Thunderstorms Thunderstorms form in many ways, most often they occur in the following 3 stages: Stage 1: Air currents move upward and clouds form. Stage 2: Air currents are mixed, precipitation begins to fall, pulling some air down with it. Storm now has currents of air moving both upward and downward. Stage 3: All air currents move downward. Clouds get smaller as precipitation falls.
More thunderstorms… Different areas of a thunderstorm have positive and negative electrical charges. Lightning is an electrical spark moving between areas of opposite electrical charge. Lightning increases the temperature of the air which causes vibrations in the air, we hear these vibrations as thunder. A severe thunderstorm watch means that a thunderstorm MIGHT happen. A severe thunderstorm warning means severe thunderstorms HAVE formed and you should prepare for them.

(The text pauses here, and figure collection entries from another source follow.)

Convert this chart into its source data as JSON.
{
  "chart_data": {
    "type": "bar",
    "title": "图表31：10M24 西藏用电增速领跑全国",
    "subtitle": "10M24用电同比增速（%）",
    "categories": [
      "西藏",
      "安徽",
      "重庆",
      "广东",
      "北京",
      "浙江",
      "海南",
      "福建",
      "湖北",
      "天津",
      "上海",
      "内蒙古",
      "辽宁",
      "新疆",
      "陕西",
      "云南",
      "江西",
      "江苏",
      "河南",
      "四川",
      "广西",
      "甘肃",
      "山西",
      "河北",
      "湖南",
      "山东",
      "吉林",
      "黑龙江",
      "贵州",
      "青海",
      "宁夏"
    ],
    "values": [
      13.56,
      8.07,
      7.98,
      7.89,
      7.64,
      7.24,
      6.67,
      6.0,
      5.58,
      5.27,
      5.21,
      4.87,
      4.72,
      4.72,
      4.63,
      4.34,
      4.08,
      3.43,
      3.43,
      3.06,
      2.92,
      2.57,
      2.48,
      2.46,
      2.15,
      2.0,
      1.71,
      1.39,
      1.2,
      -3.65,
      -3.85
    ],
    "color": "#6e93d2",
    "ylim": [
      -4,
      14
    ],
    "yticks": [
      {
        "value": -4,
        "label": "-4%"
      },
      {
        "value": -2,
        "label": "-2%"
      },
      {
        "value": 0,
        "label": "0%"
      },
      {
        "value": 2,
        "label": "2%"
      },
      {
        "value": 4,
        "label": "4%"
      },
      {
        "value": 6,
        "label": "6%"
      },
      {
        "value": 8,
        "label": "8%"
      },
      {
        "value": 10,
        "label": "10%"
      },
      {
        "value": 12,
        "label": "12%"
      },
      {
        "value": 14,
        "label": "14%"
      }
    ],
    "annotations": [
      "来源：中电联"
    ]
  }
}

Tornadoes! Layers of wind in a storm blow at different speeds in different directions. Between these layers, a column of air spins on its side. One end of the column is lifted by upward winds. The other end is pushed down by downward winds. The spinning column of air is a funnel cloud. When the funnel cloud reaches the ground it is called a tornado. Tornadoes only last a few minutes, but they can cause great damage.
Hurricanes Hurricanes get their energy from warm ocean water. When water vapor from the ocean condenses, it releases energy. This energy could build and power the winds of a hurricane. Once over land, the hurricanes energy is reduced. Winds from a hurricane can be worse than those from a tornado because 1. They last for days, hitting many locations. 2. They are wide storms. 3. Hurricanes can cause huge waves which can cause damage and floods.